Break Frames | Home

9 The Strand 47 (January, 1895)

    Some Curiosities of Modern Photography. Part I.
    By William G. FitzGerald

  1. Fig. 1.—Joint of mutton as taken downstairs by the Landlady

    Fig. 2.—the Same joint as the Landlady brought it up again.
    Of all the applications of modern science, none is more interesting than the use of the camera as an aid to the detective. Here, to begin with, is an instance at once simple and amusing, showing how a suspicious photomania at Margate photographed his joint of mutton in order to confound his pilfering landlady (Figs. 1 and 2).

  2. The secret of the daring and successful forgeries on Glyn's Bank was, as we all know, revealed by photography. The draft was made out for £48, but words, figures, and even perforations were punched clean out of the paper, and new pulp made and inserted. The human eye was absolutely unable to detect that the draft had been tampered with, yet a photograph showed the faint lines of the new pulp quite plainly. The forged draft was for £4,800.

  3. Putty used by burglars in removing panes of glass; sections of banisters; drinking glasses and newspapers have been photographically treated, the finger impressions being carefully compared with those of suspects in every case. I am bound to say, however, that in this country we are slow to introduce the marvels of modern science into our warfare against the expert criminal. We have no eminent chemist like Dr. Jeserich, of Berlin, who has for more than thirteen years been engaged in continuous conflict with the enemies of society. Like his learned predecessor and teacher, Professor Sonnenschein, Dr. Jeserich takes rank among the greatest photographic detectives of the civilized world; and I propose to give as briefly as possible a few of the curious cases that have come under his notice. Dr. Jeserich resorted to photography, or photo-micrography, in order to have the whiphand of other experts who disputed his microscopical observations. Eleven years ago a peculiarly atrocious murder was committed in Westphalia, and a small white hair was forwarded to Dr. Jeserich for examination. This hair was found upon the body of the victim—a girl—and was held to be of great importance, seeing that the accused murderer was a grey haired and bearded man. A hair from the beard of the latter was also forwarded for comparison.

  4. The photo-micrographs certainly showed that the hairs were in some respects alike. Both had the same pith in the centre; both had the same air-channels, scales, and hollow spaces, and a certain fine structure of surface was common to both hairs under examination. For all that, the expert, looking at his photos., pronounced the hair found on the body to be that of an animal, solely because the pith extended to nearly the whole width of the shaft.

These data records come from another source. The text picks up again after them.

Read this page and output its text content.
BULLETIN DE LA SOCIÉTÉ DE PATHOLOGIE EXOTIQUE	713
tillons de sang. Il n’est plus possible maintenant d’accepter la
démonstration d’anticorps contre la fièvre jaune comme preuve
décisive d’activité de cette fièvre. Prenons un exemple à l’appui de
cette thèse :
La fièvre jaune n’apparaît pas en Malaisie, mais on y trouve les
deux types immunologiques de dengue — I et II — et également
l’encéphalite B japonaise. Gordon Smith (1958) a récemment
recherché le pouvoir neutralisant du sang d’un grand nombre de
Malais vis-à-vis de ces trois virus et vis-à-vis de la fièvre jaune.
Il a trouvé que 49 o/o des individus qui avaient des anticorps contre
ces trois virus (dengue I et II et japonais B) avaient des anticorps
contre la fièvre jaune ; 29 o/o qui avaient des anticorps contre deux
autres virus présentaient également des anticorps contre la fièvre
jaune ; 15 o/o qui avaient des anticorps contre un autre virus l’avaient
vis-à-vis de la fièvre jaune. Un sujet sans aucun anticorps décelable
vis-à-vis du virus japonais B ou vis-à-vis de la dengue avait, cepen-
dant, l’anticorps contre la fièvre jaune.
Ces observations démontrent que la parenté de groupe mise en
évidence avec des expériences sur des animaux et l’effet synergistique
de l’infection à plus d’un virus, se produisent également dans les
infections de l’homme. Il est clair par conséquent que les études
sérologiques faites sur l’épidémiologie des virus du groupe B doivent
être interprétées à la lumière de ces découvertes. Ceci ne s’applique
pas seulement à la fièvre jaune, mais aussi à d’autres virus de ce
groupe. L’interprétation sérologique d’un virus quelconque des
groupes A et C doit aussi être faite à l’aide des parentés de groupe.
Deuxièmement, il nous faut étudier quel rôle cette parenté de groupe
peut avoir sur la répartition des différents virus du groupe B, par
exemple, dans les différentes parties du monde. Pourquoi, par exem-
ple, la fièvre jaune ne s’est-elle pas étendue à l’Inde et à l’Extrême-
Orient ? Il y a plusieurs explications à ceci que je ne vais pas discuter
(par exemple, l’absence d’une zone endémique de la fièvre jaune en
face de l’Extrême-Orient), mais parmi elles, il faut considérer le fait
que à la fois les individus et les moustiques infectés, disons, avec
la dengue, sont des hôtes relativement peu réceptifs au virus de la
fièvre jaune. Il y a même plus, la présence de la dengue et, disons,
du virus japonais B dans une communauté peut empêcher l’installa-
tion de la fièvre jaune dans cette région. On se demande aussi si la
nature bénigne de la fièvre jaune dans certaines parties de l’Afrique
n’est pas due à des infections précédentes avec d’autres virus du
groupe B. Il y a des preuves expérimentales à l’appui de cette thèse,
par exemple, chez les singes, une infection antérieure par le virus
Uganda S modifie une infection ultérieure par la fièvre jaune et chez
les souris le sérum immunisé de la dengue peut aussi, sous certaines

  5. But what animal? Further experiments showed that the hair had been plucked from a dog: in every case photo-micrographs were compared; and, this fact ascertained, the case grew with amazing swiftness in the expert's hands.

    Fig. 3.—Hair cut and re-grown, and uncut hairs.

  6. From its colour the hair belonged to a yellow dog that was growing old; its circular section and smoothness showed that it belonged to a smooth-haired dog; and from the unclipped point it was deduced that the animal's hair had never been cut. Thus a description of the dog was worded as follows: " An old, yellow, unshaven, smooth-haired, and comparatively shorthaired dog."

  7. The man under arrest for this murder was liberated on Dr. Jeserich's evidence. Barely a year later suspicion fell upon another person, who possessed a dog exactly coinciding with the above description. More scientific investigations followed, and about two months after his arrest the man confessed that he had murdered the girl.

    Fig. 4.—Hair of murdered woman.

  8. That it is possible to see from the point of a hair that it has never been cut is shown by Fig. 3, which is a reproduction of the cut and re-grown point of a human hair, the three hairs at the right of it having never been cut. The photograph shown in Fig. 4 was prepared from the hairs of the victim (a woman) in another murder case. On the clothes of the two men arrested on suspicion were found certain hairs, and it was Dr. Jeserich's duty to ascertain whether these hairs corresponded with hairs taken from the head of the murdered woman.

  9. A photograph of the point of a hair found on one of the accused demonstrated scientifically that it had been taken from the victim's head. Indeed, not only was the point identical, but the shaft and root also coincided. Fig. 5 shows the well-defined, club-like root of this hair—a little thing, indeed, on which to decide life or death.

    Fig. 5.—Root of murdered woman's hair.

    Fig. 6.—Root of suspected man's hair.

  10. Fig. 6 shows the root of the hair found upon the second suspect. One more photo-micrographic experiment convinced Dr. Jeserich that this was the man's own hair. As illustrating the wondrous accuracy of these investigations, it is interesting to learn that suspect number one confessed his crime a few hours before his death on the scaffold.